Now Google has released a rivals Apple’s pointless HomePod

Search enginee outfit Google has been showing off a $400 speaker, called Home Max, that looks like it will compete directly with Apple's recently announced HomePod.  But the real question is what is the point of this technology?

The concept of having a stereo that can do the leg work of searching through your musical collection is a great idea. However both Apple, and now Google have missed the point of what such a device is supposed to do. Take Google's Home Max is a larger Google Home that features stereo speakers and more premium looks and materials. It's expected to go on sale in December in the US.

Apparently, it can tune its audio to its own space, analysing the sound coming from the speaker using its built in microphones to determine the best equalizer settings. This sounds like a complete disaster if you are an audiophile, but if you are looking at a $400 intelligent speaker you are almost certainly not an audiophile and just want something that will make your Taylor Swift albums sound better.

Google calls this Smart Sound, and it evolves over time and based on where you move the speaker, using built-in machine learning.

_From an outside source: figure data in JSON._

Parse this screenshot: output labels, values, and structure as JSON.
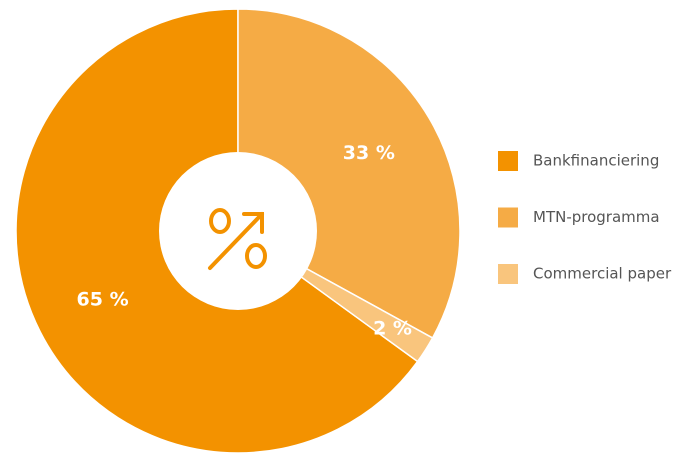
{
  "chart_data": {
    "type": "donut",
    "categories": [
      "Bankfinanciering",
      "MTN-programma",
      "Commercial paper"
    ],
    "values": [
      65,
      33,
      2
    ],
    "value_labels": [
      "65 %",
      "33 %",
      "2 %"
    ],
    "colors": [
      "#f39200",
      "#f5ab45",
      "#f9c57d"
    ],
    "legend": "right"
  }
}
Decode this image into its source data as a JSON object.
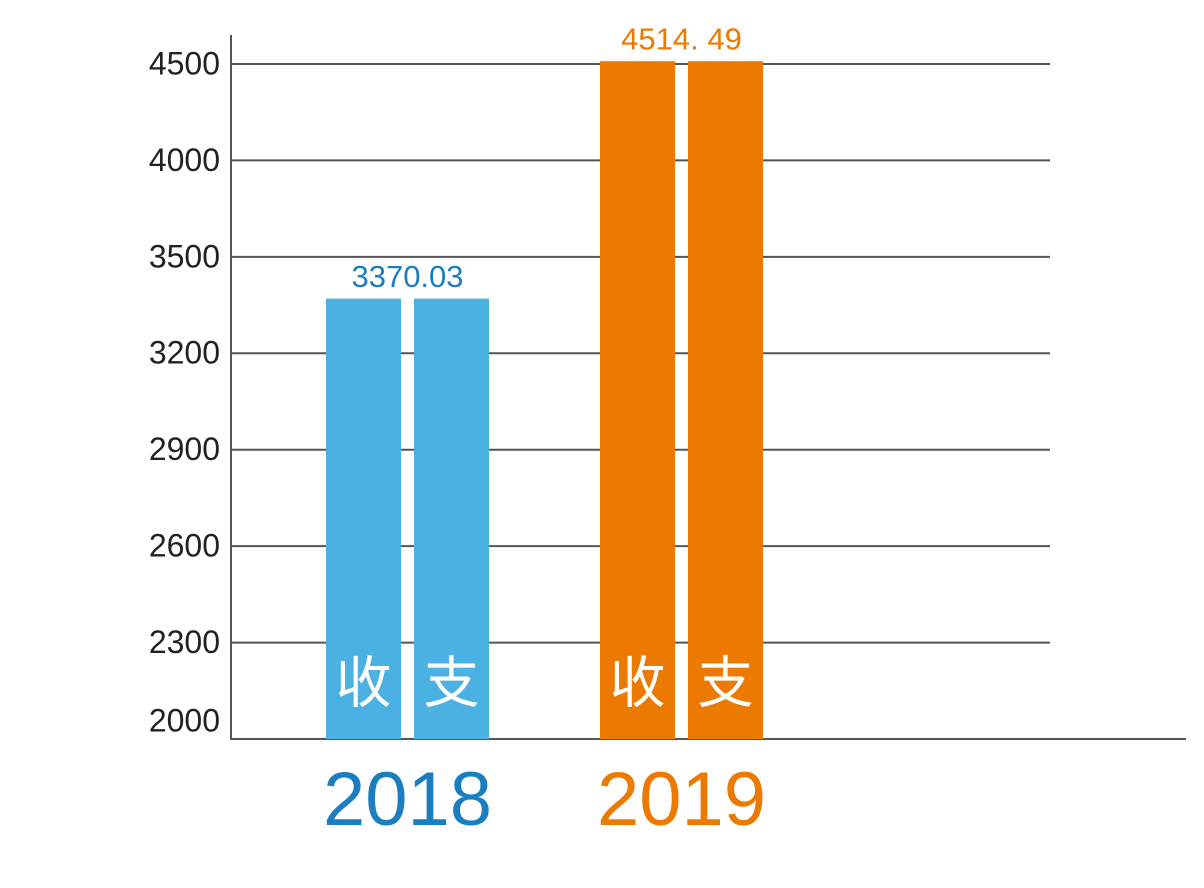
{
  "chart_data": {
    "type": "bar",
    "categories": [
      "2018",
      "2019"
    ],
    "bar_labels": [
      "收",
      "支"
    ],
    "values": [
      3370.03,
      4514.49
    ],
    "value_labels": [
      "3370.03",
      "4514. 49"
    ],
    "colors": [
      "#4bb1e2",
      "#ec7a00"
    ],
    "label_colors": [
      "#1a7ec0",
      "#ec7a00"
    ],
    "yticks": [
      2000,
      2300,
      2600,
      2900,
      3200,
      3500,
      4000,
      4500
    ],
    "grid": true
  }
}
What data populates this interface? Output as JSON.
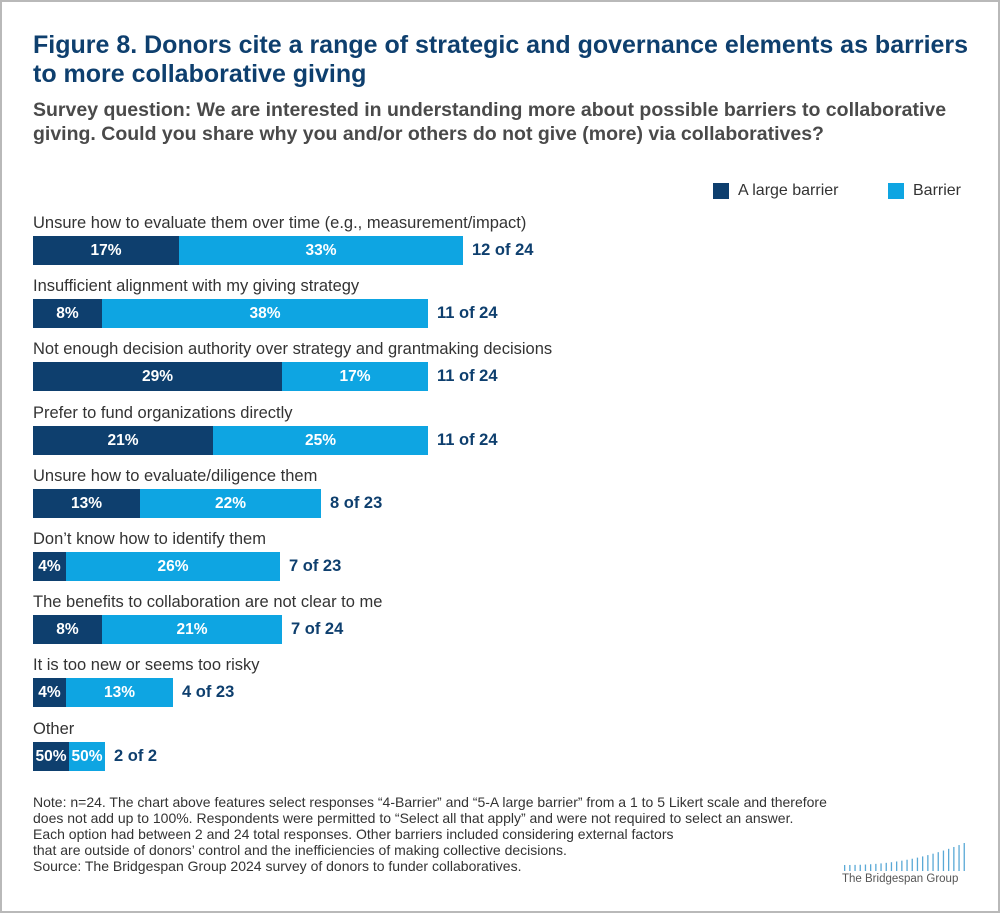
{
  "colors": {
    "large": "#0e3f6e",
    "barrier": "#0ea5e2",
    "total": "#0e3f6e"
  },
  "chart_data": {
    "type": "bar",
    "orientation": "horizontal",
    "stacked": true,
    "title": "Figure 8. Donors cite a range of strategic and governance elements as barriers to more collaborative giving",
    "subtitle": "Survey question: We are interested in understanding more about possible barriers to collaborative giving. Could you share why you and/or others do not give (more) via collaboratives?",
    "legend": [
      {
        "name": "A large barrier",
        "color": "#0e3f6e"
      },
      {
        "name": "Barrier",
        "color": "#0ea5e2"
      }
    ],
    "categories": [
      "Unsure how to evaluate them over time (e.g., measurement/impact)",
      "Insufficient alignment with my giving strategy",
      "Not enough decision authority over strategy and grantmaking decisions",
      "Prefer to fund organizations directly",
      "Unsure how to evaluate/diligence them",
      "Don’t know how to identify them",
      "The benefits to collaboration are not clear to me",
      "It is too new or seems too risky",
      "Other"
    ],
    "series": [
      {
        "name": "A large barrier",
        "values": [
          17,
          8,
          29,
          21,
          13,
          4,
          8,
          4,
          50
        ],
        "labels": [
          "17%",
          "8%",
          "29%",
          "21%",
          "13%",
          "4%",
          "8%",
          "4%",
          "50%"
        ]
      },
      {
        "name": "Barrier",
        "values": [
          33,
          38,
          17,
          25,
          22,
          26,
          21,
          13,
          50
        ],
        "labels": [
          "33%",
          "38%",
          "17%",
          "25%",
          "22%",
          "26%",
          "21%",
          "13%",
          "50%"
        ]
      }
    ],
    "totals": [
      "12 of 24",
      "11 of 24",
      "11 of 24",
      "11 of 24",
      "8 of 23",
      "7 of 23",
      "7 of 24",
      "4 of 23",
      "2 of 2"
    ],
    "bar_units_note": "bar lengths represent respondent counts (large + barrier) of each total"
  },
  "note_lines": [
    "Note: n=24. The chart above features select responses “4-Barrier” and “5-A large barrier” from a 1 to 5 Likert scale and therefore",
    "does not add up to 100%. Respondents were permitted to “Select all that apply” and were not required to select an answer.",
    "Each option had between 2 and 24 total responses. Other barriers included considering external factors",
    "that are outside of donors’ control and the inefficiencies of making collective decisions.",
    "Source: The Bridgespan Group 2024 survey of donors to funder collaboratives."
  ],
  "logo": {
    "text": "The Bridgespan Group"
  }
}
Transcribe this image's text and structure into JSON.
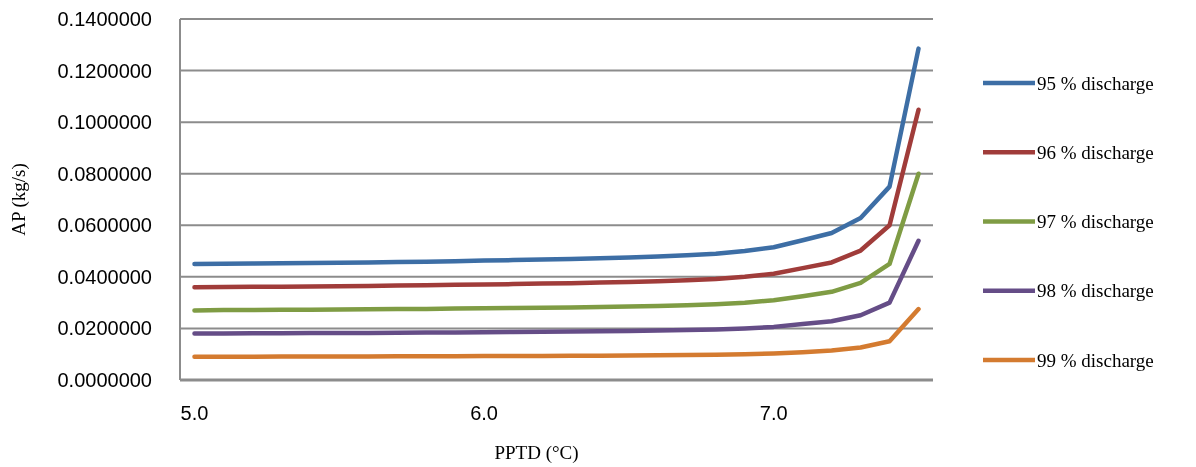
{
  "chart_data": {
    "type": "line",
    "xlabel": "PPTD (°C)",
    "ylabel": "AP (kg/s)",
    "x": [
      5.0,
      5.1,
      5.2,
      5.3,
      5.4,
      5.5,
      5.6,
      5.7,
      5.8,
      5.9,
      6.0,
      6.1,
      6.2,
      6.3,
      6.4,
      6.5,
      6.6,
      6.7,
      6.8,
      6.9,
      7.0,
      7.1,
      7.2,
      7.3,
      7.4,
      7.5
    ],
    "series": [
      {
        "name": "95 % discharge",
        "color": "#3d6ea5",
        "values": [
          0.045,
          0.0451,
          0.0452,
          0.0453,
          0.0454,
          0.0455,
          0.0456,
          0.0458,
          0.0459,
          0.0461,
          0.0463,
          0.0465,
          0.0467,
          0.0469,
          0.0472,
          0.0475,
          0.0479,
          0.0484,
          0.049,
          0.05,
          0.0515,
          0.0542,
          0.057,
          0.0628,
          0.075,
          0.1285
        ]
      },
      {
        "name": "96 % discharge",
        "color": "#a03c3a",
        "values": [
          0.036,
          0.0361,
          0.0362,
          0.0362,
          0.0363,
          0.0364,
          0.0365,
          0.0366,
          0.0367,
          0.0369,
          0.037,
          0.0372,
          0.0374,
          0.0375,
          0.0378,
          0.038,
          0.0383,
          0.0387,
          0.0392,
          0.04,
          0.0412,
          0.0434,
          0.0456,
          0.0502,
          0.06,
          0.1048
        ]
      },
      {
        "name": "97 % discharge",
        "color": "#7f9c44",
        "values": [
          0.027,
          0.0271,
          0.0271,
          0.0272,
          0.0272,
          0.0273,
          0.0274,
          0.0275,
          0.0275,
          0.0277,
          0.0278,
          0.0279,
          0.028,
          0.0281,
          0.0283,
          0.0285,
          0.0287,
          0.029,
          0.0294,
          0.03,
          0.0309,
          0.0325,
          0.0342,
          0.0377,
          0.045,
          0.08
        ]
      },
      {
        "name": "98 % discharge",
        "color": "#654d87",
        "values": [
          0.018,
          0.018,
          0.0181,
          0.0181,
          0.0182,
          0.0182,
          0.0182,
          0.0183,
          0.0184,
          0.0184,
          0.0185,
          0.0186,
          0.0187,
          0.0188,
          0.0189,
          0.019,
          0.0192,
          0.0194,
          0.0196,
          0.02,
          0.0206,
          0.0217,
          0.0228,
          0.0251,
          0.03,
          0.054
        ]
      },
      {
        "name": "99 % discharge",
        "color": "#d47b30",
        "values": [
          0.009,
          0.009,
          0.009,
          0.0091,
          0.0091,
          0.0091,
          0.0091,
          0.0092,
          0.0092,
          0.0092,
          0.0093,
          0.0093,
          0.0093,
          0.0094,
          0.0094,
          0.0095,
          0.0096,
          0.0097,
          0.0098,
          0.01,
          0.0103,
          0.0108,
          0.0114,
          0.0126,
          0.015,
          0.0275
        ]
      }
    ],
    "xlim": [
      4.95,
      7.55
    ],
    "xticks": [
      {
        "value": 5,
        "label": "5.0"
      },
      {
        "value": 6,
        "label": "6.0"
      },
      {
        "value": 7,
        "label": "7.0"
      }
    ],
    "ylim": [
      0,
      0.14
    ],
    "yticks": [
      {
        "value": 0,
        "label": "0.0000000"
      },
      {
        "value": 0.02,
        "label": "0.0200000"
      },
      {
        "value": 0.04,
        "label": "0.0400000"
      },
      {
        "value": 0.06,
        "label": "0.0600000"
      },
      {
        "value": 0.08,
        "label": "0.0800000"
      },
      {
        "value": 0.1,
        "label": "0.1000000"
      },
      {
        "value": 0.12,
        "label": "0.1200000"
      },
      {
        "value": 0.14,
        "label": "0.1400000"
      }
    ],
    "grid": "y",
    "legend": "right",
    "marker": "none",
    "line_style": "solid"
  }
}
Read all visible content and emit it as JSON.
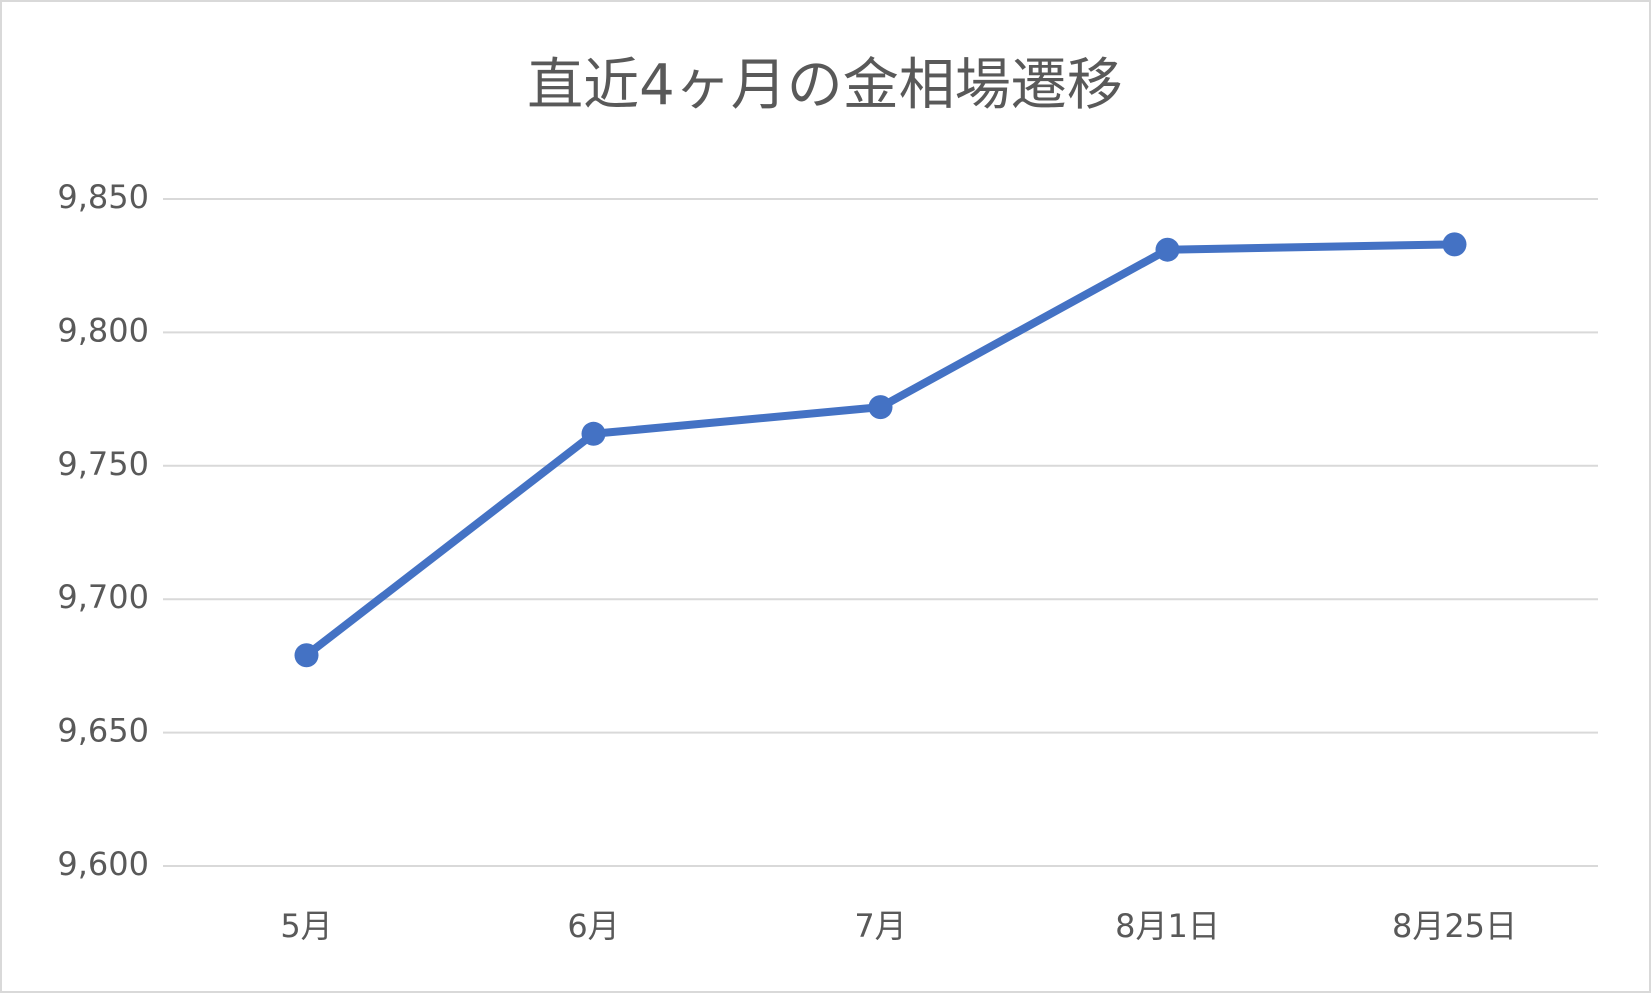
{
  "chart_data": {
    "type": "line",
    "title": "直近4ヶ月の金相場遷移",
    "categories": [
      "5月",
      "6月",
      "7月",
      "8月1日",
      "8月25日"
    ],
    "series": [
      {
        "name": "金相場",
        "color": "#4472c4",
        "values": [
          9679,
          9762,
          9772,
          9831,
          9833
        ]
      }
    ],
    "ylim": [
      9600,
      9850
    ],
    "yticks": [
      {
        "value": 9600,
        "label": "9,600"
      },
      {
        "value": 9650,
        "label": "9,650"
      },
      {
        "value": 9700,
        "label": "9,700"
      },
      {
        "value": 9750,
        "label": "9,750"
      },
      {
        "value": 9800,
        "label": "9,800"
      },
      {
        "value": 9850,
        "label": "9,850"
      }
    ],
    "grid": true
  }
}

It has Cast functionality, as well as input via a stereo 3.5 mm jack. Home Max can output sound that's up to 20 times more powerful than the standard version of Home, Google said, and it has two 4.5-inch woofers on board with two 0.7 inch custom-built tuners. It can sit in either vertical or horizontal orientation, and it comes in 'chalk' and 'charcoal' because grey is such an underrated fashion colour.

The speaker also includes a noise isolating array that makes it work even in open rooms with background noise, and it's Assistant-enabled, so you can use it to control your music playback via voice, or manage your smart home devices, set yourself reminders, alarms, and timers.

This is one trend which I really cannot see where it is going. Sound quality on computer equipment has been universally bad, and having a giant transistor radio which talks back to you sounds more annoying than anything else.  Apple's own attempt is even worse, having a small speaker and the fact that it is wired to Siri which is about as useful as having it connected to the cat.

None of these products have thought the obvious. Let's connect it to the punter's real stereo and not worry about the whole speaker thing.  Give it a digital out button of some sort and then the AI can actually take control of your entertainment centre.  Is it too much to ask?